Web accessibility encompasses all disabilities that affect access to the web, including:

  • auditory
  • cognitive
  • neurological
  • physical
  • speech
  • visual

Web accessibility also benefits people without disabilities, for example:

  • people using mobile phones, smart watches, smart TVs, and other devices with small screens, different input modes, etc.
  • older people with changing abilities due to ageing
  • people with ‘temporary disabilities’ such as a broken arm or lost glasses
  • people with ‘situational limitations’ such as in bright sunlight or in an environment where they cannot listen to audio
  • people using a slow internet connection, such as those in a rural area
  • people who have limited or expensive bandwidth

How do we make things accessible?

Examples

Some common examples of ways we can make websites accessible are:

Alt text on images

‘Alt text’ is the pop-up text that appears when you roll your mouse over an image.

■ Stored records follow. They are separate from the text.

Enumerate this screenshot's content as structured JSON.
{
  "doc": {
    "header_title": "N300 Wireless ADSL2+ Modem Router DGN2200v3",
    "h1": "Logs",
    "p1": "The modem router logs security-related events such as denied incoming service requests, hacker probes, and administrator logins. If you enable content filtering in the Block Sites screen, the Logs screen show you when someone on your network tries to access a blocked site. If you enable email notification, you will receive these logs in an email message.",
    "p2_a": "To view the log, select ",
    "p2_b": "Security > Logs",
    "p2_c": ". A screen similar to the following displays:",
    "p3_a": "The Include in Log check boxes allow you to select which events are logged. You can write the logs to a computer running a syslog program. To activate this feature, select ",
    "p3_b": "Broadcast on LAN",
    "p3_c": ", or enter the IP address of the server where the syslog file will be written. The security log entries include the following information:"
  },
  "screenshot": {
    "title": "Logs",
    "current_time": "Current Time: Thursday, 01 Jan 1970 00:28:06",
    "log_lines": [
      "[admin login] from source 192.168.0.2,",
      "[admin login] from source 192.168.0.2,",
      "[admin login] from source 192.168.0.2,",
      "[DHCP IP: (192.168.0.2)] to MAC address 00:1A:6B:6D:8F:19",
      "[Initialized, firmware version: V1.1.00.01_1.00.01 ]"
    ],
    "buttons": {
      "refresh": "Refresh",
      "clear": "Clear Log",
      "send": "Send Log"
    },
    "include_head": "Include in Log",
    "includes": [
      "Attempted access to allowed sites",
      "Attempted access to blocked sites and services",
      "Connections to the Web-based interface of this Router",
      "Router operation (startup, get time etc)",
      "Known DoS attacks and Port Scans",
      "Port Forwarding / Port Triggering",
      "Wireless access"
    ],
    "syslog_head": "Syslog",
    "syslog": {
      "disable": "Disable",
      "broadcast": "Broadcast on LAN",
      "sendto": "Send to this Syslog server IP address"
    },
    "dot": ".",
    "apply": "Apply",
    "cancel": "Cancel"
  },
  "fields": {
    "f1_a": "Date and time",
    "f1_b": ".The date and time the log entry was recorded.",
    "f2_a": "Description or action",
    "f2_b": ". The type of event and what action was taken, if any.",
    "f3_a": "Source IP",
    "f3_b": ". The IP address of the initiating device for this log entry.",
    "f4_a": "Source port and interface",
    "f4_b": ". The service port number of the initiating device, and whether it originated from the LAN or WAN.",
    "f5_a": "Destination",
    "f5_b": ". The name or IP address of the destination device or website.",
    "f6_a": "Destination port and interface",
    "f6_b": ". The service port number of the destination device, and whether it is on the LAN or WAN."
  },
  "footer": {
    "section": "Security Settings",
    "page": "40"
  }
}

It normally describes the image, such as, ‘East Riding of Yorkshire Council logo’ or ‘Image of a dog catching a ball’.

This alt text is picked up by screen readers, a piece of software that ‘reads’ the web page to users who can’t see or has limited vision, and ‘describes’ the picture to them using the alt text we provide.

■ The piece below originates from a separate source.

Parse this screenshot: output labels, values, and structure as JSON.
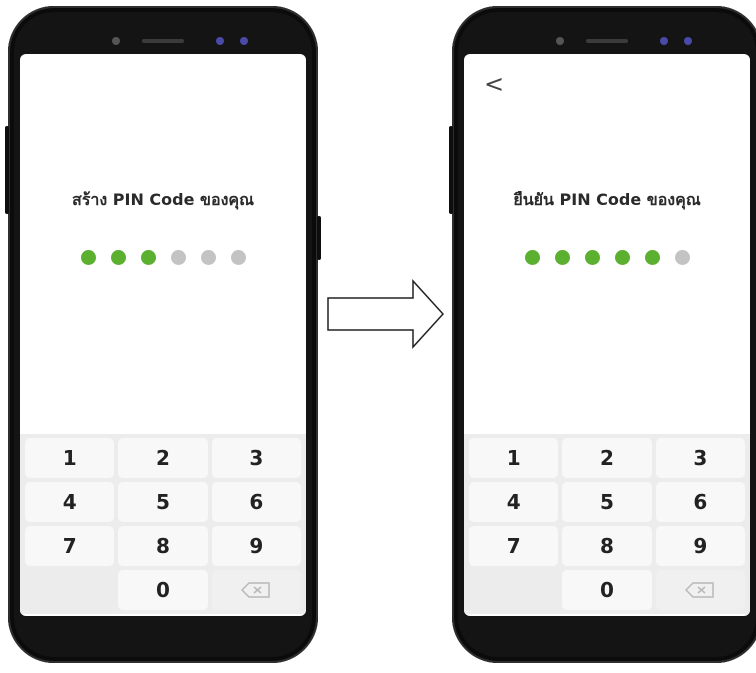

It’s not just people with limited vision that benefit, but people who turn images off to stop them displaying, because they have limited or expensive bandwith.

Keyboard Input

Some people can’t use a mouse, including many older users with limited fine motor control. An accessible website doesn’t rely on the mouse and instead makes all functionality available from a keyboard which can be controlled, for example, via speech input.

Transcripts for audio

Just as images aren't available to people who can't see, audio files, such as podcasts, aren't available to people who can't hear.

Providing a text transcript (a written alternative) makes this information accessible to people who are deaf or hard of hearing. A transcript doesn’t just benefit the disabled, but those who are unable to listen to an audio file due to a specific situation - no headphones, no speakers, no bandwith or in a public place. A transcript also allows users to skim read the content, to quickly get to the part that interests them.

Transcripts are a perfect example of why accessible solutions are of benefit to all users, not just those who are disabled.

Sub-headings in web content

Imagine trying to read the sports page on the back of a newspaper without sub-headings, such as football, cricket and rugby. If you only wanted to find out the football news, you’d have to read the entire back page until you came across football.

With sub-headings, your eyes can quickly scan the text and jump to the part that interests you.

Sub-headings benefit web users in the same way, as it allows us to quickly scan down a web page and read only the part that interests us.

For non-sighted users, screen-reader software reads out the headings first and allows the user to only ‘listen’ to the text that interests them.

This is why sub-headings are one of the the most important and easiest things we can all do to help all types of reader - whether its a letter, a poster, a website or a document. Being able to scan read puts the user in control.

What can I do?

We will shortly be providing a guide as to how you, our council staff can begin to think about integrating accessible design into the way you communicate, to both internal or external audiences, by web, intranet, letter, poster, news article - even a policy.

The ultimate communication goal is to get people to find exactly what they want, as easily and as quickly as possible. Our tips on creating accessible content will be able to help you achieve this.